Prima di risponderti, cara ricercatrice, mi permetto di spezzare una lancia a favore delle cosiddette lingue “morte”. Forse sarò di parte, forse perché anche io coltivo lo stupido sogno di diventare un professore con la (assurda?) pretesa di appassionare gli studenti. Il greco, così come il latino, non è costituito solo dalla “noiosa” grammatica. La sintassi, i verbi, le declinazioni, sono i mattoni con cui i grandi autori hanno costruito i capolavori di quella letteratura che è madre della nostra cultura e del nostro pensiero. I ragazzi studiano il mondo classico per interpretare la realtà di oggi, per crearsi una coscienza critica, per imparare a decidere da soli.
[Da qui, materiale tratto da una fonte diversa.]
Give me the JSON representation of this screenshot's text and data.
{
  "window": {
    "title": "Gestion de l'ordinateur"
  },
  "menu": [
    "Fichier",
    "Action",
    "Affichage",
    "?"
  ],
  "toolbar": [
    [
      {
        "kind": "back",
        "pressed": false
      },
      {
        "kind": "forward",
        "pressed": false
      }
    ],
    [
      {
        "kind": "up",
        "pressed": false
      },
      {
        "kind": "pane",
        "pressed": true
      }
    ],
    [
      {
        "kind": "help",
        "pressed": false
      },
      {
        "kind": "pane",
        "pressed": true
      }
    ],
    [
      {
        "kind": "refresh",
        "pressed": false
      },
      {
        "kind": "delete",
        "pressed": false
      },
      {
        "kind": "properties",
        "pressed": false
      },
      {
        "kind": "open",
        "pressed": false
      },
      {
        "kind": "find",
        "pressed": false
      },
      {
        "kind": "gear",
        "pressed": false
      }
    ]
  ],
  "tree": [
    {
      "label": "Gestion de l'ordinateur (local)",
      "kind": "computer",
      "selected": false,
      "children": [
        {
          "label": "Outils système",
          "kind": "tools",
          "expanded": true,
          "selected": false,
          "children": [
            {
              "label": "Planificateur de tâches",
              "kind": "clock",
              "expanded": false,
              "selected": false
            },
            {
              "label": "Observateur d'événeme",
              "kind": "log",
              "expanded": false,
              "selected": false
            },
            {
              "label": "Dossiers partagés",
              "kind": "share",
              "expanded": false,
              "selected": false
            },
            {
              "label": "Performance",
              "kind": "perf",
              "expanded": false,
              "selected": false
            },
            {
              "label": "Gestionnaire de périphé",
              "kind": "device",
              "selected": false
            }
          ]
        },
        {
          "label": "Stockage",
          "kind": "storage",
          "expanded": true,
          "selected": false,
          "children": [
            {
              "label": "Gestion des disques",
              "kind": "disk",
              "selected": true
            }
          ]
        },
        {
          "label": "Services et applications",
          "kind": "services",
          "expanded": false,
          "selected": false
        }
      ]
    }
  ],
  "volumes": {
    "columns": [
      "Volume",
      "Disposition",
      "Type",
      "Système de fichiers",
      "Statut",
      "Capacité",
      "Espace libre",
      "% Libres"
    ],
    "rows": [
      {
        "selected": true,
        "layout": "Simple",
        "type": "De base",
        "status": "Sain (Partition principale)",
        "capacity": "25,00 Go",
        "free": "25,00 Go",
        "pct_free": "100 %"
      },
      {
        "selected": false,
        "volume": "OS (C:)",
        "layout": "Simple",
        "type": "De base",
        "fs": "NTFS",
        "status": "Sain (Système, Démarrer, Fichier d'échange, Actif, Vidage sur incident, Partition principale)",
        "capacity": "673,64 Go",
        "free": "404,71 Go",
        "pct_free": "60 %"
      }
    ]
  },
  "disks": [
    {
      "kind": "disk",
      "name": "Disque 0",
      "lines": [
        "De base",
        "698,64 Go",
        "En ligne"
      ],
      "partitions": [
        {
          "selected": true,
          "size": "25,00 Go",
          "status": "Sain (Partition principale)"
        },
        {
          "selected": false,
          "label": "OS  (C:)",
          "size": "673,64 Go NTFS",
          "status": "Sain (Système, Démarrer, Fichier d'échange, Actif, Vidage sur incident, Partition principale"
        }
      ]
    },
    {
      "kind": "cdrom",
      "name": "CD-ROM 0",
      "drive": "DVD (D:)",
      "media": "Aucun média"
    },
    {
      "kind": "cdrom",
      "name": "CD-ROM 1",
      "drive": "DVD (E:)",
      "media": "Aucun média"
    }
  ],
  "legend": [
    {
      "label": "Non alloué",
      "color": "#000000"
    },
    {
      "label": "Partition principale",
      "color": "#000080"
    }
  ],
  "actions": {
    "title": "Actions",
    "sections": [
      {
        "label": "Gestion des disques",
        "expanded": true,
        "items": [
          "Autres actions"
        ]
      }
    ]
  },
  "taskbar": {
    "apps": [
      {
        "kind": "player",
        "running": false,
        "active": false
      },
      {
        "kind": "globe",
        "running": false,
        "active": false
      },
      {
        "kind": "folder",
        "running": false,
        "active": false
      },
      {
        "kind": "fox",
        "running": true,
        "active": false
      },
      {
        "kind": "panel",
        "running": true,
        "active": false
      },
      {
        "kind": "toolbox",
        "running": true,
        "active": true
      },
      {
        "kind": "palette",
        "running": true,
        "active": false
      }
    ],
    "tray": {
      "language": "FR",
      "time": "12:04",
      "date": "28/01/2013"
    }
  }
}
Ma torniamo a noi, cara ricercatrice. Non mollare. Lo so, sei delusa e arrabbiata, ma non cedere. Un professore una volta ha detto che con i grandi la partita è persa totalmente, mentre con i ragazzi soltanto al 90%. Il cambiamento parte da loro, il futuro parte da loro. Non arrenderti. È l’essenza di quello che sei, di quello che fai: sei una (ri)cercatrice, non stancarti ma di inseguire e di cercare i ragazzi. Alcune volte sbatterai contro un muro di indifferenza e ti sembrerà di parlare al vento. Ma pensa anche a quando, magari, uno dei tanti semi che hai gettato metterà le radici e germoglierà. Ecco, quello ti ripagherà di tutti gli sforzi, di tutti i bocconi amari ingoiati a forza. Chissà, forse il tuo lavoro rimarrà precario, perché la scuola è un mondo precario. Un mondo precario che cerca di far camminare i ragazzi in equilibrio, pensa che contraddizione. Più che professori e ricercatori, dovrebbero chiamarvi equilibristi. E tu, cara (ri)cercatrice, hai un ruolo essenziale: il filo della cultura è traballante, ma è l’unico capace di farci arrivare al cuore delle cose.
In bocca al lupo per tutto,
un aspirante equilibrista
Retropensiero di Alessandro Antonioli.